Managed and run exclusively by midwives and not by doctors, birthing centers revive childbirth, conceived above all as an adventure for women and families. Certainly the medical world takes care of births, but… only in the West, and only since the sixties. Birthing centers put this sometimes “technical” parenthesis into perspective to focus on the long-term practice of natural childbirth for thousands of years.
However, there is no question of giving in to the past! While birthing centers are administratively autonomous structures, they transfer the pregnant woman to a partner maternity hospital as soon as a need for medical treatment arises.
In practice : reception in a birth center
In practice, how is the reception in a birth center? The pregnant woman and her partner contact the midwifery team from the start of the pregnancy. Pregnancy follow-up follows the classic steps: ultrasounds, screenings… but by limiting certain unnecessarily intrusive examinations. It is the same midwife who monitors pregnancy, preparation for childbirth, childbirth and finally postpartum. A real plus to feel fully listened to and supported.
The purpose of preparing for childbirth is to empower the woman in relation to medical knowledge, and to allow the other parent to find her place. It’s about listening to your own body, and building self-confidence despite the “unknown” that comes along.
The same atmosphere of privacy and support reigns around the time of the birth itself. Midwives respect the rhythm and position specific to each birth. No epidurals, “timing” or stirrups, but alternative pain management proposals.
A few hours after the birth, the brand new family returns home to three. Indeed, birth centers do not offer accommodation. But home or birth home visits provide follow-up and support for the very first days of life and the first settlements in the life of a young parent.
Birthing centers are conceived as a place that is both protective for the family in the making, and open to the outside world: we promote the profession of midwife, we perpetuate their training, we circulate knowledge and we offer future and young parents, good addresses for associations (parents’ circle, women’s circle, breastfeeding support, PMI, etc.).
What if there isn't a birth center near you?
Are you excited about the idea, but isn’t there a birth center near you?
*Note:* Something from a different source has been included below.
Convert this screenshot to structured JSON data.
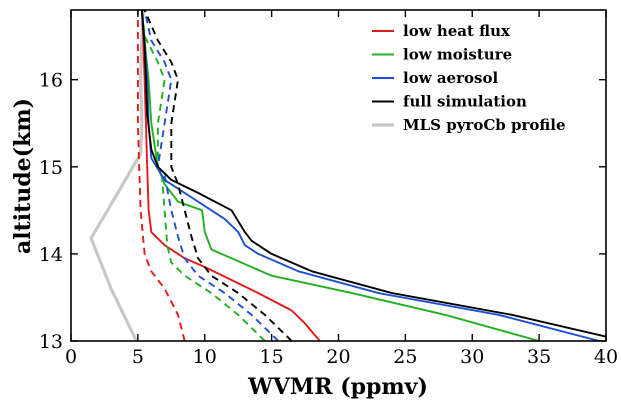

Unfortunately, this is still often the case: there are currently only eight in France. If you are not in your eighth month, there is still hope of being able to give birth in a birth center: the social security financing bill passed in September 2020 provides for twelve more. In addition, the WHO now explicitly calls for caution in over-medicalization.
But what if there is no birthplace within a reasonable distance, neither today nor tomorrow? Let us therefore be inspired by the spirit that governs a birthplace: to help each woman find within herself the capacity to give birth, allow physiological processes to act and welcome the baby gently. In this spirit of promoting natural childbirth, there are several alternatives to medical childbirth.
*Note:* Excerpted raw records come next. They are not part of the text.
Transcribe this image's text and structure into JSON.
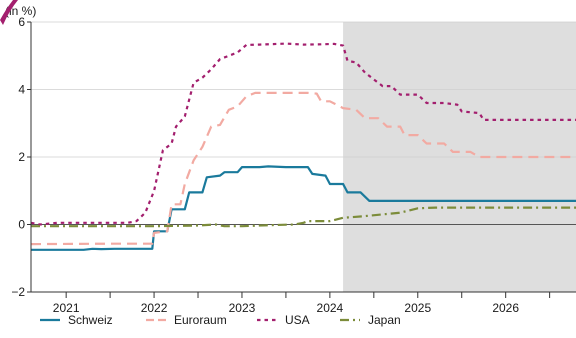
{
  "chart_data": {
    "type": "line",
    "unit_label": "(in %)",
    "ylim": [
      -2,
      6
    ],
    "y_ticks": [
      -2,
      0,
      2,
      4,
      6
    ],
    "y_tick_labels": [
      "−2",
      "0",
      "2",
      "4",
      "6"
    ],
    "xlim": [
      2020.6,
      2026.8
    ],
    "x_tick_positions": [
      2020.5,
      2021.0,
      2021.5,
      2022.0,
      2022.5,
      2023.0,
      2023.5,
      2024.0,
      2024.5,
      2025.0,
      2025.5,
      2026.0,
      2026.5
    ],
    "x_tick_labels": [
      "2021",
      "2022",
      "2023",
      "2024",
      "2025",
      "2026"
    ],
    "x_label_positions": [
      2021.0,
      2022.0,
      2023.0,
      2024.0,
      2025.0,
      2026.0
    ],
    "forecast_region": [
      2024.15,
      2026.8
    ],
    "forecast_color": "#dedede",
    "grid": true,
    "legend_position": "bottom",
    "series": [
      {
        "name": "Schweiz",
        "color": "#1a7a9c",
        "dash": "solid",
        "points": [
          [
            2020.6,
            -0.75
          ],
          [
            2021.2,
            -0.75
          ],
          [
            2021.3,
            -0.72
          ],
          [
            2021.4,
            -0.73
          ],
          [
            2021.55,
            -0.72
          ],
          [
            2021.7,
            -0.72
          ],
          [
            2021.9,
            -0.72
          ],
          [
            2021.98,
            -0.72
          ],
          [
            2022.0,
            -0.2
          ],
          [
            2022.15,
            -0.2
          ],
          [
            2022.2,
            0.45
          ],
          [
            2022.35,
            0.45
          ],
          [
            2022.4,
            0.95
          ],
          [
            2022.55,
            0.95
          ],
          [
            2022.6,
            1.4
          ],
          [
            2022.75,
            1.45
          ],
          [
            2022.8,
            1.55
          ],
          [
            2022.95,
            1.55
          ],
          [
            2023.0,
            1.7
          ],
          [
            2023.2,
            1.7
          ],
          [
            2023.3,
            1.72
          ],
          [
            2023.5,
            1.7
          ],
          [
            2023.6,
            1.7
          ],
          [
            2023.75,
            1.7
          ],
          [
            2023.8,
            1.5
          ],
          [
            2023.95,
            1.45
          ],
          [
            2024.0,
            1.2
          ],
          [
            2024.15,
            1.2
          ],
          [
            2024.2,
            0.95
          ],
          [
            2024.35,
            0.95
          ],
          [
            2024.45,
            0.7
          ],
          [
            2026.8,
            0.7
          ]
        ]
      },
      {
        "name": "Euroraum",
        "color": "#f2aaa2",
        "dash": "long",
        "points": [
          [
            2020.6,
            -0.58
          ],
          [
            2021.5,
            -0.57
          ],
          [
            2021.98,
            -0.57
          ],
          [
            2022.0,
            -0.25
          ],
          [
            2022.15,
            -0.2
          ],
          [
            2022.2,
            0.6
          ],
          [
            2022.3,
            0.6
          ],
          [
            2022.35,
            1.2
          ],
          [
            2022.45,
            1.9
          ],
          [
            2022.55,
            2.3
          ],
          [
            2022.65,
            2.9
          ],
          [
            2022.75,
            2.95
          ],
          [
            2022.85,
            3.4
          ],
          [
            2022.95,
            3.5
          ],
          [
            2023.05,
            3.8
          ],
          [
            2023.15,
            3.9
          ],
          [
            2023.3,
            3.9
          ],
          [
            2023.5,
            3.9
          ],
          [
            2023.75,
            3.9
          ],
          [
            2023.85,
            3.88
          ],
          [
            2023.9,
            3.65
          ],
          [
            2024.0,
            3.65
          ],
          [
            2024.15,
            3.45
          ],
          [
            2024.3,
            3.4
          ],
          [
            2024.4,
            3.15
          ],
          [
            2024.55,
            3.15
          ],
          [
            2024.65,
            2.9
          ],
          [
            2024.8,
            2.9
          ],
          [
            2024.85,
            2.65
          ],
          [
            2025.0,
            2.65
          ],
          [
            2025.1,
            2.4
          ],
          [
            2025.3,
            2.4
          ],
          [
            2025.4,
            2.15
          ],
          [
            2025.6,
            2.15
          ],
          [
            2025.7,
            2.0
          ],
          [
            2026.8,
            2.0
          ]
        ]
      },
      {
        "name": "USA",
        "color": "#a31f6e",
        "dash": "dotted",
        "points": [
          [
            2020.6,
            0.05
          ],
          [
            2020.7,
            0.0
          ],
          [
            2020.9,
            0.05
          ],
          [
            2021.3,
            0.05
          ],
          [
            2021.7,
            0.05
          ],
          [
            2021.8,
            0.1
          ],
          [
            2021.9,
            0.35
          ],
          [
            2022.0,
            1.0
          ],
          [
            2022.1,
            2.2
          ],
          [
            2022.2,
            2.4
          ],
          [
            2022.25,
            2.9
          ],
          [
            2022.35,
            3.2
          ],
          [
            2022.4,
            3.7
          ],
          [
            2022.45,
            4.2
          ],
          [
            2022.55,
            4.35
          ],
          [
            2022.65,
            4.6
          ],
          [
            2022.75,
            4.9
          ],
          [
            2022.85,
            5.0
          ],
          [
            2022.95,
            5.1
          ],
          [
            2023.05,
            5.32
          ],
          [
            2023.2,
            5.33
          ],
          [
            2023.5,
            5.36
          ],
          [
            2023.7,
            5.33
          ],
          [
            2023.9,
            5.34
          ],
          [
            2024.05,
            5.35
          ],
          [
            2024.15,
            5.3
          ],
          [
            2024.2,
            4.85
          ],
          [
            2024.3,
            4.8
          ],
          [
            2024.4,
            4.5
          ],
          [
            2024.5,
            4.3
          ],
          [
            2024.6,
            4.1
          ],
          [
            2024.7,
            4.1
          ],
          [
            2024.8,
            3.85
          ],
          [
            2025.0,
            3.85
          ],
          [
            2025.1,
            3.6
          ],
          [
            2025.3,
            3.6
          ],
          [
            2025.45,
            3.55
          ],
          [
            2025.5,
            3.35
          ],
          [
            2025.7,
            3.3
          ],
          [
            2025.75,
            3.1
          ],
          [
            2026.8,
            3.1
          ]
        ]
      },
      {
        "name": "Japan",
        "color": "#7c8c3a",
        "dash": "dashdot",
        "points": [
          [
            2020.6,
            -0.05
          ],
          [
            2021.0,
            -0.05
          ],
          [
            2021.5,
            -0.05
          ],
          [
            2022.0,
            -0.05
          ],
          [
            2022.5,
            -0.03
          ],
          [
            2022.7,
            0.0
          ],
          [
            2022.8,
            -0.05
          ],
          [
            2023.0,
            -0.05
          ],
          [
            2023.3,
            -0.02
          ],
          [
            2023.6,
            0.0
          ],
          [
            2023.7,
            0.05
          ],
          [
            2023.75,
            0.1
          ],
          [
            2024.0,
            0.1
          ],
          [
            2024.15,
            0.2
          ],
          [
            2024.4,
            0.25
          ],
          [
            2024.6,
            0.3
          ],
          [
            2024.8,
            0.35
          ],
          [
            2025.0,
            0.48
          ],
          [
            2025.2,
            0.5
          ],
          [
            2025.5,
            0.5
          ],
          [
            2026.0,
            0.5
          ],
          [
            2026.8,
            0.5
          ]
        ]
      }
    ]
  }
}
For example, if the vast majority of midwives today refuse to accompany home births because of out-of-reach insurance, some may offer you a technical platform: a “birth house” bubble (therefore weakly medical treatment and promoting the most natural delivery possible), but inside a traditional hospital.
A natural birth is also a preparation for childbirth: for example, we recommend the approach of haptonomy to take a step aside from purely technical knowledge. Focused on touch, haptonomy gives pride of place to the quality of presence in one’s own body and allows the partner to forge a relationship with the unborn child very early on.
In addition, there are currently 52 maternity hospitals in France with the IHAB (“Baby Friendly Hospital Initiative”) label. The staff there are particularly trained to support the introduction of breastfeeding and the practice of “skin to skin”.
Isn’t there one near you? Do not be discouraged, and take advantage of the visit to the maternity ward at the end of your pregnancy to find out about the existence of a “nature room” (less medicalized, with a large bathtub to experience the labor phase more flexibly) . Even in a traditional hospital and even if this differs by 80% of deliveries in France, if you do not want an epidural, it is perfectly legitimate to stand firm against the medical team.
Ultimately, whether you give birth in a birth center, in an IHAB maternity ward or in a traditional hospital, there are many ways to experience your birth in the most natural way.
The essential ? Reclaim the moment of birth – and, in that moment, the eternity part of co-birth.